With FDA approval early this year to market robotic surgery applied through the open mouth for oral and throat cancers, there's a new element in the surgery-versus-chemoradiotherapy debate surrounding these malignancies. As yet there's little evidence that robotic surgery offers oncologic outcomes comparable to chemoradiation, according to a recent review by the surgeons who pioneered the technique at the University of Pennsylvania.(Current Opinion in Otolaryngology & Head and Neck Surgery 2009, 17:126–131)

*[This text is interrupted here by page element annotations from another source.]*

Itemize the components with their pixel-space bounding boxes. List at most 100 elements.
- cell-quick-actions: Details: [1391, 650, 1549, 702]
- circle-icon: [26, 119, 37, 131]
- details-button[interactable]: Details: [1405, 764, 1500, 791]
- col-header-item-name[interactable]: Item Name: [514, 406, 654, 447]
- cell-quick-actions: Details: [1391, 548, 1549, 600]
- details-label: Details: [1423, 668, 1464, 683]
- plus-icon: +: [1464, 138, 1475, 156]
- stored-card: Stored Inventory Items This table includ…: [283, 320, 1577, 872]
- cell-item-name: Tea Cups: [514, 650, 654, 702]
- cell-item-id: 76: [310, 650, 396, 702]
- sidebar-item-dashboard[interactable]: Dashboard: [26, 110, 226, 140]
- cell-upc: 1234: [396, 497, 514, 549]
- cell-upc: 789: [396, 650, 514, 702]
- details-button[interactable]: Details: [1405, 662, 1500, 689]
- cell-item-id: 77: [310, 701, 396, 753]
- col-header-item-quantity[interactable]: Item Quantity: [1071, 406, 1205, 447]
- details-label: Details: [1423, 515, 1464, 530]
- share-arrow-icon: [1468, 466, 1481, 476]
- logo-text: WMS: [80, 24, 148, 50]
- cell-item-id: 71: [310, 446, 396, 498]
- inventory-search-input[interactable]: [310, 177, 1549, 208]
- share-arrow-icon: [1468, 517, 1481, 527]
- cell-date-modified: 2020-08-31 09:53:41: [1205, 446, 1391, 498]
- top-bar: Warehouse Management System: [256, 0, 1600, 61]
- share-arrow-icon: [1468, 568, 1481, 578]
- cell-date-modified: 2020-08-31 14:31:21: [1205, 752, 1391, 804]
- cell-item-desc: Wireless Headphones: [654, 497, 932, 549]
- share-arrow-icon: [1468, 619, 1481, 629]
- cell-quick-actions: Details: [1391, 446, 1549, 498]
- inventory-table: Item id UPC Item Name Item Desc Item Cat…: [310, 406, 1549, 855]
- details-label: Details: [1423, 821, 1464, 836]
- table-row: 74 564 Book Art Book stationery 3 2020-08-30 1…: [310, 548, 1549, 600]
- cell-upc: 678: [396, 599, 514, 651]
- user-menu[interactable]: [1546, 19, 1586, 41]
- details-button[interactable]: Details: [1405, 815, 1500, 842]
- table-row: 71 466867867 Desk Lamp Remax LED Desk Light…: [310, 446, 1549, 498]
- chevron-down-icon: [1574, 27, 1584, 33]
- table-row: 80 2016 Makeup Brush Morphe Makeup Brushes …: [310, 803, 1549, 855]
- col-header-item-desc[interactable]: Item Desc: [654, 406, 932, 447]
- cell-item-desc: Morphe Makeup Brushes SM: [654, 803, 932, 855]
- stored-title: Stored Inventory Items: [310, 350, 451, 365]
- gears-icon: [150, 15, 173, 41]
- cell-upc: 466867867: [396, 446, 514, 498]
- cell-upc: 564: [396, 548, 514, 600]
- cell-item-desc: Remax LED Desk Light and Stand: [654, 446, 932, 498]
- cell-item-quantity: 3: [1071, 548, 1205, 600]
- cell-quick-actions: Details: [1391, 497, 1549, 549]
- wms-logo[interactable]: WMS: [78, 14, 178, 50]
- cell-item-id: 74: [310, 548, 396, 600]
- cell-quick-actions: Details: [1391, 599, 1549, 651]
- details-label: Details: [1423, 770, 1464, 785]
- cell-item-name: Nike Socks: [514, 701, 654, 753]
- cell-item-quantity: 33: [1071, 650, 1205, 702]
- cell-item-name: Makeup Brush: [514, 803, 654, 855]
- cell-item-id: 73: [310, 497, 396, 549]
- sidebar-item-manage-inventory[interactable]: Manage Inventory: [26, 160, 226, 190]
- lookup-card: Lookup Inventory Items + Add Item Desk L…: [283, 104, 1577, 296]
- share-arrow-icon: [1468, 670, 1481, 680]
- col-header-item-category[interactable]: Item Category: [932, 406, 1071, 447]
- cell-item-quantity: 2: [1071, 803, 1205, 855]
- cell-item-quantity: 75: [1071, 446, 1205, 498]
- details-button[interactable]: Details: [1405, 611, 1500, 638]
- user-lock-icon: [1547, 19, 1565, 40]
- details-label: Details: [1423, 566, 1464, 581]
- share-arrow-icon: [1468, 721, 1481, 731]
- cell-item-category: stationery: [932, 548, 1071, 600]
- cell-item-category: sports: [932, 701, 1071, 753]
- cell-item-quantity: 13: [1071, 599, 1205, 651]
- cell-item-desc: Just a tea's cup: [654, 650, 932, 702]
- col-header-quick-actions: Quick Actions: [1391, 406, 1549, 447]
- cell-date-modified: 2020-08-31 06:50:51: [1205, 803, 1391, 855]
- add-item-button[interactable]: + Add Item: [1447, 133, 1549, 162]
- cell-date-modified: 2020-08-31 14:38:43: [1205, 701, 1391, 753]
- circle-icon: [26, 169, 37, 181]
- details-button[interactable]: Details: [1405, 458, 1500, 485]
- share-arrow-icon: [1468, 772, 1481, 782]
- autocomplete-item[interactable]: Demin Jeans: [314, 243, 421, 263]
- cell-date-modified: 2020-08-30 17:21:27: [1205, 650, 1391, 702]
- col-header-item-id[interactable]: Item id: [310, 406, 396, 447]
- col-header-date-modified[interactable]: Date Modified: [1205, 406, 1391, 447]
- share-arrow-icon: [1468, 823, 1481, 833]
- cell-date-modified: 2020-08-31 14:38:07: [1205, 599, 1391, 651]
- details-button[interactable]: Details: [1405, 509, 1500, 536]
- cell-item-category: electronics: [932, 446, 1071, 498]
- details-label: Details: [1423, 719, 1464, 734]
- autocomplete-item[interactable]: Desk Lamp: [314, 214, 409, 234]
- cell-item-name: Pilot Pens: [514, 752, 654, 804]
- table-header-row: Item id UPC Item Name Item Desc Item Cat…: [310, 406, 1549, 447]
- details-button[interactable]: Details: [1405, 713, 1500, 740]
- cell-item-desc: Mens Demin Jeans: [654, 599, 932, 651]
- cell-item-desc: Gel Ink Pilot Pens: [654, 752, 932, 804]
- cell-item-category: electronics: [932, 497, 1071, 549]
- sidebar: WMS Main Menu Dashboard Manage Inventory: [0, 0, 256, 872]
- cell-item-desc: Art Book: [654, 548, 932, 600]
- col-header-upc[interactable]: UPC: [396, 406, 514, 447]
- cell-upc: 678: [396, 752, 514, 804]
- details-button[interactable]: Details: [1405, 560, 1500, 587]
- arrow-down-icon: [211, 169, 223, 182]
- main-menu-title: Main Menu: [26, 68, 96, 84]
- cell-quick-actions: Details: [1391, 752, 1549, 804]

Functional outcomes (postoperative pain, swallowing ability, and the like) are clearly better than traditional surgery or chemoradiation, but does the patient risk survival in the interests of comfort?A preliminary study from New York's Mount Sinai Hospital begins to address that question. Comparing 25 patients treated with transoral robotic surgery (TORS) for oropharyngeal cancer and 12 treated with standard chemoradiation, the TORS group showed "equivalent or near-equivalent" one-year outcomes to the chemoradiation patients in terms of disease-free survival and overall survival (86% for both measures in the TORS group). The results were reported late last month at the Multidisciplinary Head and Neck Cancer Symposium in Chandler, Arizona.
It's crucial to confirm by endoscopy beforehand that a patient's anatomy and the tumor itself are amenable to the robotic approach, according to the University of Pennsylvania surgeons. When feasible, the robotic approach is clearly easier than traditional surgery for both surgeon and patient.
For instance, "to remove a tonsil cancer, surgeons frequently have to split the lip and the jaw in order to gain surgical access to that area to safely remove the tonsil cancer. With the use of the robot, we avoid the splitting of the lip and the jaw, the surgery is shorter, and the patient recovers much faster," says Ho-Sheng Lin, MD, chief of otolaryngologic surgery at Detroit's VA Medical Center, one of several surgeons conducting clinical trials of TORS. "Most importantly, patient's function is better following the surgery."
However, the comparison with other kinds of surgery is no longer the topic of much discussion. The issue is whether TORS is the best solution to the "substantial" risk of adverse effects from chemoradiation, as documented in Archives of Otoloaryngology--Head and Neck Surgery last December in a study from the University of Iowa.
The New York Mt. Sinai group reported better initial eating ability and dietary quality in the TORS group than in the chemoradiotherapy group, although these measures were similar a year after surgery. Better targeting of radiotherapy has already improved outcomes for these patients, and further improvements are still possible. For instance, a shorter course of radiation could reduce the amount of chemotherapy required to treat oropharyngeal cancers, according to a report from the University of Montreal also presented at the Arizona symposium.
Only a few centers in the United States are able to offer TORS, although the University of Pennsylvania team began a concerted effort to train other surgeons in the technique in 2006. But nearly 800 facilities in the United States (and many in other countries) have purchased the Da Vinci robotic surgical system, which is used for many other indications. Given that the initial investment for the equipment has already been made, hospitals have an incentive to increase their use of robotic surgery, and the FDA approval leaves the Pennsylvania surgeons free to expand their training program for TORS.
With numerous clinical trials of TORS already underway, expect an intensive effort to substantiate the clinical value of this procedure for head and neck cancers—now that its safety, convenience, and comparatively mild sequelae are more or less taken for granted.